Globalisation in many rural parts of the developing world is leading to an increase
in contract farming arrangements. Under these arrangements, landowners or tenants
have contracts with agribusiness marketing and/or processing firms who specify
prices, timing, quality and quantity/acreage of the produce to be delivered. Workers
employed by contract producers tend to experience poor terms and conditions, especially
women workers, and there is an increasing incidence of child labour.

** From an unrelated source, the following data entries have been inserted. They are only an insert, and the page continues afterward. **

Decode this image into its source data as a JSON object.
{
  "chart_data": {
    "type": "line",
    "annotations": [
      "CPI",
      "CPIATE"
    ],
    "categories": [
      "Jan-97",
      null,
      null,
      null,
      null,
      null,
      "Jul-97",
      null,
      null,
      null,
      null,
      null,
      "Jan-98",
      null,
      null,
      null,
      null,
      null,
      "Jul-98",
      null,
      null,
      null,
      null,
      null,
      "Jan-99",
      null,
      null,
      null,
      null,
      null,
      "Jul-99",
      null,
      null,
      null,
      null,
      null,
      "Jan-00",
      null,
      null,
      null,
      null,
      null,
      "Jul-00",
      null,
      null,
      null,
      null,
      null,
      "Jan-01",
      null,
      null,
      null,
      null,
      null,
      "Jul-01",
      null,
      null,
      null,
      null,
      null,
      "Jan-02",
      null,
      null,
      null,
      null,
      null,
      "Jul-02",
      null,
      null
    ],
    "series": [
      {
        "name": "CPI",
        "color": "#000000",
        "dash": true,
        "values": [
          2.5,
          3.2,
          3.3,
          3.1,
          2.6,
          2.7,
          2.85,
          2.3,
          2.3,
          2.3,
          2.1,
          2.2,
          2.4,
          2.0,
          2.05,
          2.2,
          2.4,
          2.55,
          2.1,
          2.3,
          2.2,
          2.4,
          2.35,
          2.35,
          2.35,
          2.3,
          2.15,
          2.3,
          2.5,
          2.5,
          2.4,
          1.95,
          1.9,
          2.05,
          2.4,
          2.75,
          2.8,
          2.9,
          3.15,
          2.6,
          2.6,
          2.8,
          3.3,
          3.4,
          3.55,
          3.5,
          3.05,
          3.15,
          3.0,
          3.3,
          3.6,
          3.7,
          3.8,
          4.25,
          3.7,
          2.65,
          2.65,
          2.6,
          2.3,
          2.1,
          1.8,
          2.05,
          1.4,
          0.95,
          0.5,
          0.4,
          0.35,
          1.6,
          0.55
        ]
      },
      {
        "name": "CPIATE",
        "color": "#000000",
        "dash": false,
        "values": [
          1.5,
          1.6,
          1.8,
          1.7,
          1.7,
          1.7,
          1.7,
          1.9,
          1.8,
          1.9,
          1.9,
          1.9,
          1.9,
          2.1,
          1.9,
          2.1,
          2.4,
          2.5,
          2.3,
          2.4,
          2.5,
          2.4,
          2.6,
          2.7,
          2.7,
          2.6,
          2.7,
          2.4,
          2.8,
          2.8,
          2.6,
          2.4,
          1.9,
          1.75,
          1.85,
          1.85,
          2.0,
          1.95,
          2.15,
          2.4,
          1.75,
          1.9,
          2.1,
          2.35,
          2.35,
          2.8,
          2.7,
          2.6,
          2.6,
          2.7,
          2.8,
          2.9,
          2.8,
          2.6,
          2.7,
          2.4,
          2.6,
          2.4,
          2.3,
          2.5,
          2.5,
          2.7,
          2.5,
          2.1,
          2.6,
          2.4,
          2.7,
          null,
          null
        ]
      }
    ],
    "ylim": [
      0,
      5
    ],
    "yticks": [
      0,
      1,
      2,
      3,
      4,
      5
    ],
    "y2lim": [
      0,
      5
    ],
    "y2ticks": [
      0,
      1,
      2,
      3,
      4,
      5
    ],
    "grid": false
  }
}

This paper draws on case studies of hybrid cottonseed production in Andhra Pradesh
and vegetable farming in Punjab to examine the labour conditions in contract
farming in India. It argues that agriculture is becoming increasingly ‘feminised’ as
men move out of the sector more quickly than women, and as women become the
preferred labour type for many employers. While these new labour arrangements
have led to marginal increases in real income for some women workers, they have
also changed relationships between workers and employers, workers and work, and
led to differentiation within labour. Women’s wages are generally lower than men’s,
working conditions poorer and their bargaining power more limited. Of greater
concern is the issue of child labour; one of the major problems in contract farming
throughout the developing world. India is one of the main users of child labour in
the Asian region, with almost 80% of working children employed in the agricultural
sector. The majority of these child workers are girls; preferred by employers for
their docility, obedience and ‘nimble fingers’.

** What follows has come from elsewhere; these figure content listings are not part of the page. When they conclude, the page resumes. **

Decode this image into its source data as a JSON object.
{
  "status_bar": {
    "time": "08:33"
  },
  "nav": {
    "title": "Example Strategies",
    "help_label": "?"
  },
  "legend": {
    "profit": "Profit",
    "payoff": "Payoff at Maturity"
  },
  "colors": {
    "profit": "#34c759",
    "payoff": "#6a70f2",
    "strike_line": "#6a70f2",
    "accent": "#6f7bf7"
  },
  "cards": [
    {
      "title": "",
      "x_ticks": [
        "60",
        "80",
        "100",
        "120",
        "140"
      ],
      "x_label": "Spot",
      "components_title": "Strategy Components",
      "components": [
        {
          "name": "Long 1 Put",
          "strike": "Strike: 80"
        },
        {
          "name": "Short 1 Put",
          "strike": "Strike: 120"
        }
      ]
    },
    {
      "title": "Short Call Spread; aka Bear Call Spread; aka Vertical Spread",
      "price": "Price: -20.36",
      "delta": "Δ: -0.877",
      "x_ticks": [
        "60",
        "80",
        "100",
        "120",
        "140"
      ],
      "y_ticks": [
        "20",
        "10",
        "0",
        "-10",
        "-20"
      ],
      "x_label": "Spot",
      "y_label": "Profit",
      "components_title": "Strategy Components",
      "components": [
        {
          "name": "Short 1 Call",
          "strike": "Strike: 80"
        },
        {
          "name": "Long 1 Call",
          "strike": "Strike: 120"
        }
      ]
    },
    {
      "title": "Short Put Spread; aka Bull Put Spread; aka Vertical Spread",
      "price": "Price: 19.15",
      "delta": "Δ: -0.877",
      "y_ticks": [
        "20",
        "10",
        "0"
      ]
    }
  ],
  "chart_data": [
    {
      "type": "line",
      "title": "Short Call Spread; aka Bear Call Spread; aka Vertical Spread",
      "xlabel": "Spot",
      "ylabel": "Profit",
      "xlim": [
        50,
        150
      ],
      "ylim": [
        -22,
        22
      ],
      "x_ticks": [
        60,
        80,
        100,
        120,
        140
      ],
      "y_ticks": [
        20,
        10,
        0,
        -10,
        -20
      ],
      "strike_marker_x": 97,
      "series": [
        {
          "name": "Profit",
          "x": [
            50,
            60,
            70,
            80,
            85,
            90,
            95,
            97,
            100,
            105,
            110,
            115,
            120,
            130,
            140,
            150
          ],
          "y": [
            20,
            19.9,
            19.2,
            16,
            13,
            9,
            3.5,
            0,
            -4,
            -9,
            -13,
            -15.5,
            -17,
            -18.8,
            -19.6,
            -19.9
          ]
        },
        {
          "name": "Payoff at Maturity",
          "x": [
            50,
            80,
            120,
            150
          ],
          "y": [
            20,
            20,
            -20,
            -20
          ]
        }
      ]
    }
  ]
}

The cottonseed case study reveals that children, mainly girls, who might be as young
as six, work from 8.30 am to 6-7 pm. These children might be continuously
employed for six to nine months a year. Yet their employers or contractors have no
requirement to take care of them; if any health problems arise, the children are
simply replaced with a new group. With no social security obligations, there is hardly
any cost involved for the employers. Children miss out on their schooling to work
in the fields, yet child labour under contracting is not subject to any legal or public
disapproval.
The author argues for the need to take a gender perspective to address the whole
question of a changing agrarian production structure under contract farming, especially
issues associated with transfer of skills, choice of technology, organisation of
labour, working conditions and terms of work. He suggests that banning child
labour is not the answer; instead conditions for these children need to be made more
tolerable, and their education and skills need to be built so as to release them and
their families from the vicious cycle of poverty and exploitation. He also calls for
industry-regulated codes of conduct, along with legal provisions, to increase the
voice and influence of contract labourers.